Mike Lenzi, one of the Lowell representatives to the Greater Lowell Technical High School, has submitted his formal resignation from that school committee to be effective October 11, 2012. Lenzi, who had purchased a home in Dracut earlier this summer, was expected to resign at some point. Who will succeed him and the method to be used to choose that successor have been the subjects of speculation and discussion for some time.
This week’s Lowell city council packet contains a memo from City Solicitor Christine O’Connor that reviews the procedure which is contained in a 1967 agreement among the member communities (Lowell, Dracut, Tyngsborough and Dunstable) that was codified by the state legislature in Chapter 94 of the Acts of 1967. Here’s the relevant section:
If a vacancy occurs among members elected by the city of Lowell . . . the local school committee members from the said city and the members of the city council, acting jointly, shall appoint a member to serve until the next regular biennial city election, at which election a successor shall be elected to serve for the balance of the unexpired term, if any.

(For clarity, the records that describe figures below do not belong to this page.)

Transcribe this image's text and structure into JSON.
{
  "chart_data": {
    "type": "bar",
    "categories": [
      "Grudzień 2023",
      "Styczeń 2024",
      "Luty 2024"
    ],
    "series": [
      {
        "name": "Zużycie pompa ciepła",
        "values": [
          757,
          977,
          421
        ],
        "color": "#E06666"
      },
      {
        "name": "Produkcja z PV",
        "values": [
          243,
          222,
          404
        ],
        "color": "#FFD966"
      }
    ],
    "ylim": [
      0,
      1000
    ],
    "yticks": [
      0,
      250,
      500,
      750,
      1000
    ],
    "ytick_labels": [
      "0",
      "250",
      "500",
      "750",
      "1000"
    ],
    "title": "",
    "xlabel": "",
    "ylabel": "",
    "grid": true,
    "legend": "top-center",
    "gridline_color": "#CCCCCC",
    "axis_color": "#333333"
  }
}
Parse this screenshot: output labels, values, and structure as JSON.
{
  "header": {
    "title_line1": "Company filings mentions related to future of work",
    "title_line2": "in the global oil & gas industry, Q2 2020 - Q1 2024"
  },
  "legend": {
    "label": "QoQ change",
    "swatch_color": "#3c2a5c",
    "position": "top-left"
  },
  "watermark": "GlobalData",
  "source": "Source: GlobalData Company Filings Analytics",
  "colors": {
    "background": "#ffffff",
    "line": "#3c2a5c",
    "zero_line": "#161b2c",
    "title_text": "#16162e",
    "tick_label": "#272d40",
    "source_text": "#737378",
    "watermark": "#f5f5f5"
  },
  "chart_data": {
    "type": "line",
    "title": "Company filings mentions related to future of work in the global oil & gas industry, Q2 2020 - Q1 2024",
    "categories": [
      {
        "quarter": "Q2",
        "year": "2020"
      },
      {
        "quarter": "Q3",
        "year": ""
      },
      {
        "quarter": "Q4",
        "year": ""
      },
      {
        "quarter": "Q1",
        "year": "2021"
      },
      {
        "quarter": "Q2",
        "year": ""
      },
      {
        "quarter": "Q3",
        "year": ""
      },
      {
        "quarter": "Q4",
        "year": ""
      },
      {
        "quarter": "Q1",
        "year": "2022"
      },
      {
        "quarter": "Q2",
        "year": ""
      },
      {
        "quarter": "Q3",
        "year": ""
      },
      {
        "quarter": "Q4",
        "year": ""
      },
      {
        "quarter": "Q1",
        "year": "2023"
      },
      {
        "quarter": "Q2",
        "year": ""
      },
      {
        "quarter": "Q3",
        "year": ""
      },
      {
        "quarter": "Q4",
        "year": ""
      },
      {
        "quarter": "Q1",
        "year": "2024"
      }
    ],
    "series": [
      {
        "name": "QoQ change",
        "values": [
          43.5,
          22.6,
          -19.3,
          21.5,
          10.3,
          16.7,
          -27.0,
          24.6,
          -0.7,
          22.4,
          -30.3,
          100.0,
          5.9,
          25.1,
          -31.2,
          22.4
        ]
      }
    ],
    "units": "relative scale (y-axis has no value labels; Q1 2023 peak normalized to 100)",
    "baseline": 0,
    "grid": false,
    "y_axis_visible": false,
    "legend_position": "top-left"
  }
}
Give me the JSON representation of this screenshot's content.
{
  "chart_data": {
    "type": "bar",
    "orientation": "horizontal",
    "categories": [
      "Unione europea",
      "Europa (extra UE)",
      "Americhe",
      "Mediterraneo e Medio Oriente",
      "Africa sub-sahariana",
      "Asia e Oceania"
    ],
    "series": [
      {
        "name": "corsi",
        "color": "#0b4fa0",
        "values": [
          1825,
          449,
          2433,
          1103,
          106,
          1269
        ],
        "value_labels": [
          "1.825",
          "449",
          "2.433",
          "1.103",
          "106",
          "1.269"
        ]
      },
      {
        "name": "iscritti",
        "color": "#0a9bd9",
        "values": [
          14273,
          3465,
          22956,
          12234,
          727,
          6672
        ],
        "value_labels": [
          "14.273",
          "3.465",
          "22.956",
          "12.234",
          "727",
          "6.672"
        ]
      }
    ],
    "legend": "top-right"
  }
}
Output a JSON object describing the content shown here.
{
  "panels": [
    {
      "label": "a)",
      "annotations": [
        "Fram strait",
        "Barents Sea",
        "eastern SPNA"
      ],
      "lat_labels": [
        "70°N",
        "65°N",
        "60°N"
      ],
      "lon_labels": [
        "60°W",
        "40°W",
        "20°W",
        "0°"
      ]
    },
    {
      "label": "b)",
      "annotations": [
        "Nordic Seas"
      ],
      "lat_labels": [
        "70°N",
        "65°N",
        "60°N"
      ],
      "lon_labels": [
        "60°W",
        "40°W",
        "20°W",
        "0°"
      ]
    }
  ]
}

The memo goes on to say that the mechanics of the selection process are not established by the statute although it is clear that the successful candidate must receive a majority of the votes cast by the combined city council and school committee. With nine councilors and six school committee members (you can only count the mayor once), there is a body of 15. A majority of that would be 8 votes.
Mayor Patrick Murphy has filed a motion for this week’s city council meeting that “requests the city council adopt formal process of interviewing and selecting candidates to fill any vacancy on the Greater Lowell Technical High School Committee.”
The last time I recall a mid-term vacancy of a Lowell representative to the Tech School Committee I believe was when John Reid resigned (I haven’t had time to research all the particulars). At that time, two candidates, George O’Hare and Terry Ryan, emerged. As far as I know, there was no formal application procedure. Instead, the two candidates lobbied the city councilors and school committee members on their own. On the night of the selection, the council and school committee all gathered in the council chamber, and each member announced the name of his or her candidate. In that case, O’Hare received a majority on the first ballot and has served on the Tech School Committee ever since.